AUGUSTA – To the disapproval of Lewiston-Auburn area residents who were hoping legislators would do more to improve the Androscoggin River, a legislative committee Monday unanimously rejected a bill by Rep. Elaine Makas, D-Lewiston, to force paper mills to pollute less.

Instead, the Natural Resources Committee approved another bill, with lower river standards.

That compromise bill – now recommended for passage in the House and Senate – means that the Androscoggin, the dirtiest river in Maine, will not meet its Class C environmental standard for 10 years, said Department of Environmental Protection Commissioner Dawn Gallagher. But the standards could be met sooner, she said, saying that in five years the Androscoggin “will be a tremendously cleaner river.”

Environmentalists are skeptical, because the legal standards for the Androscoggin will continue to be lower than other Maine Class C rivers, something Makas was trying to change.

“I’m obviously disappointed,” Makas said, adding that the Androscoggin deserves to be clean, and working for that “was like rolling a boulder uphill.”

What the committee approved Monday “does discriminate against the Androscoggin and St. Croix rivers,” she said.

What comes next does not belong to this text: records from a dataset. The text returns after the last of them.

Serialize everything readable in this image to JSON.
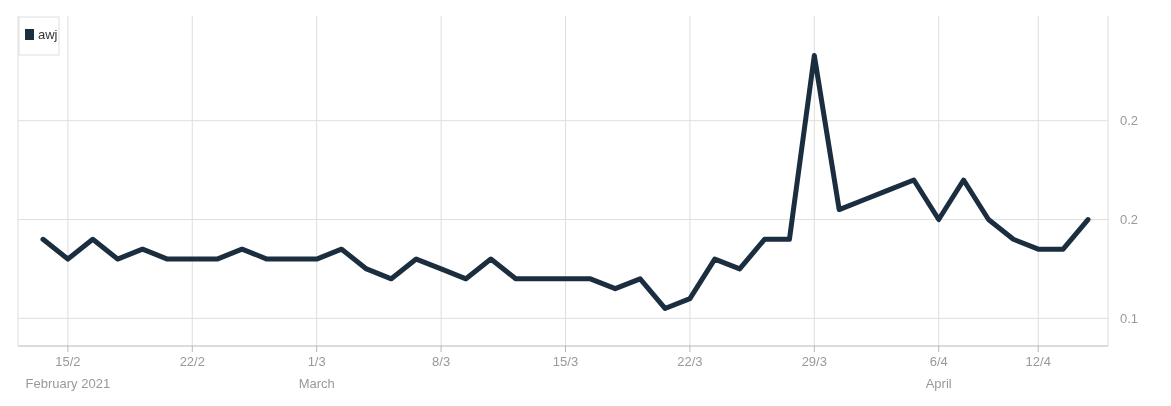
{
  "chart_data": {
    "type": "line",
    "categories": [
      null,
      "15/2",
      null,
      null,
      null,
      null,
      "22/2",
      null,
      null,
      null,
      null,
      "1/3",
      null,
      null,
      null,
      null,
      "8/3",
      null,
      null,
      null,
      null,
      "15/3",
      null,
      null,
      null,
      null,
      "22/3",
      null,
      null,
      null,
      null,
      "29/3",
      null,
      null,
      null,
      null,
      "6/4",
      null,
      null,
      null,
      "12/4",
      null,
      null
    ],
    "series": [
      {
        "name": "awj",
        "color": "#1b2e40",
        "values": [
          0.19,
          0.18,
          0.19,
          0.18,
          0.185,
          0.18,
          0.18,
          0.18,
          0.185,
          0.18,
          0.18,
          0.18,
          0.185,
          0.175,
          0.17,
          0.18,
          0.175,
          0.17,
          0.18,
          0.17,
          0.17,
          0.17,
          0.17,
          0.165,
          0.17,
          0.155,
          0.16,
          0.18,
          0.175,
          0.19,
          0.19,
          0.283,
          0.205,
          0.21,
          0.215,
          0.22,
          0.2,
          0.22,
          0.2,
          0.19,
          0.185,
          0.185,
          0.2
        ]
      }
    ],
    "ylim": [
      0.136,
      0.303
    ],
    "yticks": [
      {
        "value": 0.15,
        "label": "0.1"
      },
      {
        "value": 0.2,
        "label": "0.2"
      },
      {
        "value": 0.25,
        "label": "0.2"
      }
    ],
    "grid": true,
    "legend": "top left",
    "line_style": "solid",
    "annotations": [
      "February 2021",
      "March",
      "April"
    ]
  }
}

Makas said the action would not be well received by communities downstream from the paper mills. “People have been coming out in droves,” she said. “This really does matter to people who live along the Androscoggin.” The river doesn’t just belong to the mills. “That is our river too.”

According to the DEP, proposed pollution limit licenses will mandate that the mills dump less suspended solids – Gallagher described that as “dirt” that depletes oxygen – and less phosphorous, which feeds slimy algae blooms, into the river.

The proposed licenses will not mandate lower amounts of organic waste from paper mills “because the mills could not meet that within five years,” Gallagher said. Organic waste also eats up oxygen and diminishes water quality.

Instead, the mills have voluntarily agreed to legally binding consent decrees to lower organic waste within 10 years so that the river will meet the same Class C standards as other rivers, Gallagher explained.

Makas was skeptical, asking how the state could force voluntary agreements. She wanted something written into the law. Otherwise, she said, 10 years from now, the Androscoggin could still be the dirtiest river in Maine. Makas asked the committee to carry over her bill to next year to ensure improvement happens. That didn’t happen.

Committee Co-chairman Sen. Scott Cowger, D-Farmingdale, told Makas the committee will monitor the Androscoggin. If improvements aren’t made, the committee could pass a bill enforcing that, Cowger said.

Citizen members of the Androscoggin River Alliance and other environmentalists blasted the committee actions. Andrea Breau of Lewiston said her community is still getting “second-class treatment.” Neil Ward of Leeds complained that residents “were not even heard.” State lawmakers are not taking their responsibility to enforce the Clean Water Act seriously, said Naomi Schalit of Maine Rivers.

The Maine Pulp and Paper Association disagreed, calling the committee’s action “a win-win” for all.

The agreements and proposed licenses allow the mills “some time to get to more stringent limits,” said Michael Barden, Maine Pulp and Paper’s director of environmental affairs. It means the mills will reduce pollution more than what is required by law, which will bring about a cleaner river, Barden said.

“The record shows the river has gotten a lot cleaner in 32 years.” Economic development along the river is a testament to that, he said.

Several committee members spoke in favor of the compromise. Sen. John Martin, D-Eagle Lake, said the mills now have the responsibility to do what they said they would. “That speaks well for them,” he said. Sen. Lois Snowe-Mello, R-Poland, stressed that there is language that says the river will meet the same standards as other Class C rivers in 10 years.

But Rep. Jane Eberle, D-South Portland, said she was not comfortable with her voting to reject Makas’ bill and to endorse the compromise legislation.

“The fact that we aren’t doing enough and doing it soon enough is really bothering me,” Eberle said. That the state “is not treating rivers the same is really bothering me. But I’m not sure how to get to the other place.”